The skill recommends and configures a minimal toolchain (ruff, mypy or pyright) and sensible defaults (120-character lines, target Python version). It prescribes naming, import ordering, and docstring patterns and shows how to automate checks in CI. Examples include pyproject.toml snippets, ruff commands to auto-fix, and strict type-checker settings for public APIs.

When to use it

  • Initializing a new Python project and setting up linting/formatting
  • Reviewing or enforcing coding standards during code review
  • Writing or improving docstrings and public API documentation
  • Configuring type checking with mypy or pyright for production code
  • Adding automated style checks to CI pipelines

Best practices

  • Adopt ruff as the primary linter/formatter to simplify tooling
  • Enable strict type checking for public APIs and relax rules for tests
  • Use 120-character line length for modern readability
  • Prefer descriptive, PEP 8-compliant names over abbreviations
  • Group imports: standard library, third-party, then local; use absolute imports
  • Write Google-style docstrings for all public classes and functions

Example use cases

  • Project bootstrap: add ruff and mypy configs to pyproject.toml and CI jobs
  • Code review: validate naming, imports, and docstrings against defined patterns
  • Refactor pass: run ruff check --fix . and ruff format . to standardize formatting
  • Library development: enforce strict type checks for public modules and relax in tests with overrides
  • Documentation maintenance: require docstrings for all public functions and include examples andRaises sections

FAQ

Which tools should I install first?

Install ruff for linting/formatting and a type checker (mypy or pyright) next. Start with ruff because it can replace multiple tools like black, isort, and flake8.
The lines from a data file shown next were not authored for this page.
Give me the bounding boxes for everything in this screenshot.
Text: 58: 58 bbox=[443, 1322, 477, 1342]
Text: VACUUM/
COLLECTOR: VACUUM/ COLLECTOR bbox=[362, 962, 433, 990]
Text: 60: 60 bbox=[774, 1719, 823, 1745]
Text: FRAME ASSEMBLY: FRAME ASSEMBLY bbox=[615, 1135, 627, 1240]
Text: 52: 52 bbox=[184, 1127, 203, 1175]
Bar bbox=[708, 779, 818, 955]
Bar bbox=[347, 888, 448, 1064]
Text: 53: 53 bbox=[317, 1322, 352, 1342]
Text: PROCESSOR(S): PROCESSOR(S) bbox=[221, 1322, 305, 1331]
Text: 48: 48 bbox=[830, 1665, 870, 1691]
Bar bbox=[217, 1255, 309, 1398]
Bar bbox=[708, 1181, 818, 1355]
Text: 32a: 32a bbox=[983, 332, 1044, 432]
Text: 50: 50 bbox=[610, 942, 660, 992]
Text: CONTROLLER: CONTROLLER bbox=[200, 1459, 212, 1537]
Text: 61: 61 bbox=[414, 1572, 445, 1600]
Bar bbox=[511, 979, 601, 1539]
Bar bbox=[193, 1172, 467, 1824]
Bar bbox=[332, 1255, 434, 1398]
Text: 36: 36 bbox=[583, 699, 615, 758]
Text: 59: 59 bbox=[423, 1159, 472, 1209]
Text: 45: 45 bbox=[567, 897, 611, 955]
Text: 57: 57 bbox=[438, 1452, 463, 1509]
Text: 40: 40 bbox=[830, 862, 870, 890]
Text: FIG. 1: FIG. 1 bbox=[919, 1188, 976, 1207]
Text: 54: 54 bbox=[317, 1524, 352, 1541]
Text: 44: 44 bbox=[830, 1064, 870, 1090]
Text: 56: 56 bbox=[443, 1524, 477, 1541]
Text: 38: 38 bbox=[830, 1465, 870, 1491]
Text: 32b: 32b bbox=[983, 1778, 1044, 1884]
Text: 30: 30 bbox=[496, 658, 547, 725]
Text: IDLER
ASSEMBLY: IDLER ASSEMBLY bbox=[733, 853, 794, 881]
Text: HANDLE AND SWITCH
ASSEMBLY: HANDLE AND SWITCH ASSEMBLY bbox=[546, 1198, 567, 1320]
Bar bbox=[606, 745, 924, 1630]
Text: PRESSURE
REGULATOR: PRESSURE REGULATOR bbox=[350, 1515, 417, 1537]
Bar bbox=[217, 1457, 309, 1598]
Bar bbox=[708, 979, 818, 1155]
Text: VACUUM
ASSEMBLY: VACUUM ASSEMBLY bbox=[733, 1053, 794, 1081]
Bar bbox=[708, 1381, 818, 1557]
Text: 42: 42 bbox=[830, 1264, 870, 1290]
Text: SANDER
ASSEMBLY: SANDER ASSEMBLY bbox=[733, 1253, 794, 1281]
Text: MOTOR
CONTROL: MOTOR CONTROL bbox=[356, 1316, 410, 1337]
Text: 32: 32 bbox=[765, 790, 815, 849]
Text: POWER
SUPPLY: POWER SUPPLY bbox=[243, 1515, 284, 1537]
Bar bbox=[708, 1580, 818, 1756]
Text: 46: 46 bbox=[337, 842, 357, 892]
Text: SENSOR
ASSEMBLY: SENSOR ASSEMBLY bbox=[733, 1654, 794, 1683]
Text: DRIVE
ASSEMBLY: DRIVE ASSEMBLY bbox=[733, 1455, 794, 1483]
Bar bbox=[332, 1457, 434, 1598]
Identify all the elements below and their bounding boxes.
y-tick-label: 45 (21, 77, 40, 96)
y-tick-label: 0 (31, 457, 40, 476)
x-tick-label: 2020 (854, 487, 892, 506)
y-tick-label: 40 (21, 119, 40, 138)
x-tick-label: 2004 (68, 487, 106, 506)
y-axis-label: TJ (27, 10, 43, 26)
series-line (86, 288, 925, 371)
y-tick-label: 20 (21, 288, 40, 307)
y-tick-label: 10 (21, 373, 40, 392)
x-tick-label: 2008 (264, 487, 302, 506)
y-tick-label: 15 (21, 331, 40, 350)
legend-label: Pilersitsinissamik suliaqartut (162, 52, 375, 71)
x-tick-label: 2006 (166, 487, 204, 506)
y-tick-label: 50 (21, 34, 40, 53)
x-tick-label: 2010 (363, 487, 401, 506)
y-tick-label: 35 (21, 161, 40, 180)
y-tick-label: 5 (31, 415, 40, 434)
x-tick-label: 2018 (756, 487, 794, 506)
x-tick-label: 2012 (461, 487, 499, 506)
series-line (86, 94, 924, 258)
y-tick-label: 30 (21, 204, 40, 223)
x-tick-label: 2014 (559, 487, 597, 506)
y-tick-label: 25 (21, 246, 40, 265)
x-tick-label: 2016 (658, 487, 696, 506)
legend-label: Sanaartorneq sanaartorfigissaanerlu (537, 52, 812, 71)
What line length should I use?

Use 120 characters as a modern default to balance readability and horizontal space. Adjust only for team preference or platform constraints.

How strict should type checking be?

Aim for strict checking on all production code and public APIs. Use overrides to relax rules in tests or legacy modules during gradual migration.

Should I prefer absolute or relative imports?

Prefer absolute imports for clarity and maintainability. Use relative imports only in tightly coupled packages where absolute imports would be verbose.